I could go on and on: Tremors, Reservoir Dogs, Runaway Train, Jaws, 2001 A Space Odyssey, Seven, etc., but I already feel like I've rambled enough. Plus, revising this entry endlessly hasn't really helped it flow any better. I seem to lack Eegahinc's gift of segue.
Friday, May 11, 2007
I Confess
It's time you all knew something about me...I like the Pussycat Dolls' song Buttons.
No, it's not that the video is like a Victoria Secret runway special on viagra. No, it's not Snoop Dog's rap. As a matter of fact I would like you to pretend it's not there. No, it's not the digital chairs. I could have done without those.

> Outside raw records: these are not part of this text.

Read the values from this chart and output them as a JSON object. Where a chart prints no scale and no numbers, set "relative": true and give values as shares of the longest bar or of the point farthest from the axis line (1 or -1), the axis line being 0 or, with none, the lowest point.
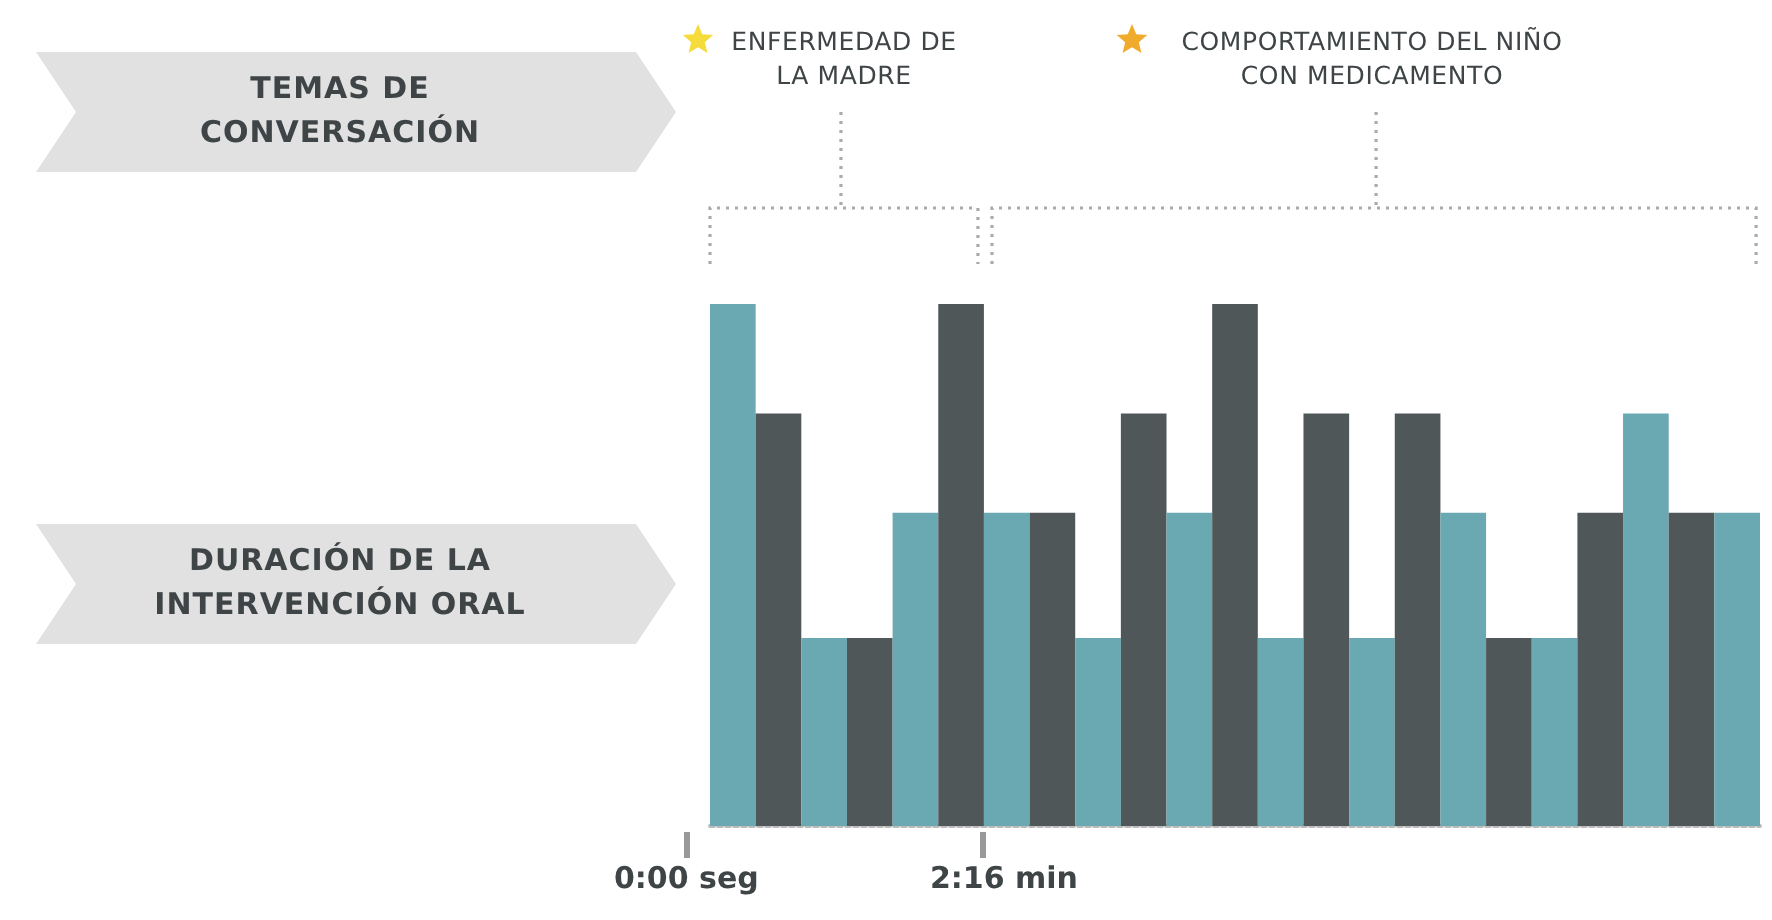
{
  "chart_data": {
    "type": "bar",
    "relative": true,
    "categories": [
      null,
      null,
      null,
      null,
      null,
      null,
      null,
      null,
      null,
      null,
      null,
      null,
      null,
      null,
      null,
      null,
      null,
      null,
      null,
      null,
      null,
      null,
      null
    ],
    "values": [
      1,
      0.79,
      0.36,
      0.36,
      0.6,
      1,
      0.6,
      0.6,
      0.36,
      0.79,
      0.6,
      1,
      0.36,
      0.79,
      0.36,
      0.79,
      0.6,
      0.36,
      0.36,
      0.6,
      0.79,
      0.6,
      0.6
    ],
    "colors": [
      "#6aa9b2",
      "#4f5759",
      "#6aa9b2",
      "#4f5759",
      "#6aa9b2",
      "#4f5759",
      "#6aa9b2",
      "#4f5759",
      "#6aa9b2",
      "#4f5759",
      "#6aa9b2",
      "#4f5759",
      "#6aa9b2",
      "#4f5759",
      "#6aa9b2",
      "#4f5759",
      "#6aa9b2",
      "#4f5759",
      "#6aa9b2",
      "#4f5759",
      "#6aa9b2",
      "#4f5759",
      "#6aa9b2"
    ],
    "annotations": [
      "TEMAS DE CONVERSACIÓN",
      "DURACIÓN DE LA INTERVENCIÓN ORAL",
      "ENFERMEDAD DE LA MADRE",
      "COMPORTAMIENTO DEL NIÑO CON MEDICAMENTO",
      "0:00 seg",
      "2:16 min"
    ]
  }
}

Maybe it's the Middle Eastern riff. Maybe it's the irresistable melody. Maybe it's her sixties girl group growl of a voice. Maybe it's the breathy vocal accents. Maybe it's that the tempo is just right for a woman to do that walk. Or maybe it's just that the video steals from one of my favorite musical movies.
That's right, we've seen parts of this video before in the movie Sweet Charity directed by Bob Fosse. That movie is best viewed in parts. Three numbers to be exact, the best being Big Spender. The Pussycat Dolls have stolen the handrail and some of their poses in this music video straight from this scene. In Sweet Charity it's a group of dancehall girls (read "prostitutes") beckoning business from the lone patron of the dancehall and singing about "having fun" while appearing to be having absolutely none themselves. Here, it's the Pussycat Dolls; a group of very attractive women fabricated into a "musical group" that's selling music as sex. Admittedly, they have come pretty close here.
The Pussycats also steal the writhing bodies moving as one from Big Spender. It comes as the Dolls enter a large tube at the beginning of the first verse. You might think you've seen that move before, but remember, Fosse came up with that in the sixties. Every other time you've seen it sense then is some form of flattery, I suppose.
I don't know if it's borrowed or not, but the beaded curtains are great. Maybe it's the lighting. Anyway, check out the Pussycat Dolls at the link above.
And also check out Sweet Charity. Don't bother renting it; it's not a good movie. Instead, check out the good parts on YouTube at the following links:
The first is the aforementioned Big Spender.
The second is a number with Sammy Davis Jr. as the leader of an underground hippie religion Rhythm Of Life.
And the third, Rich Man's Frug, is an exercise in melding boxing and dancing. Not sure this one works so much as it captivates you with its weirdness. And yeah, for a while years ago I wanted to marry a tall, leggy, brunette dancer with a long ponytail. Jeeeeesh!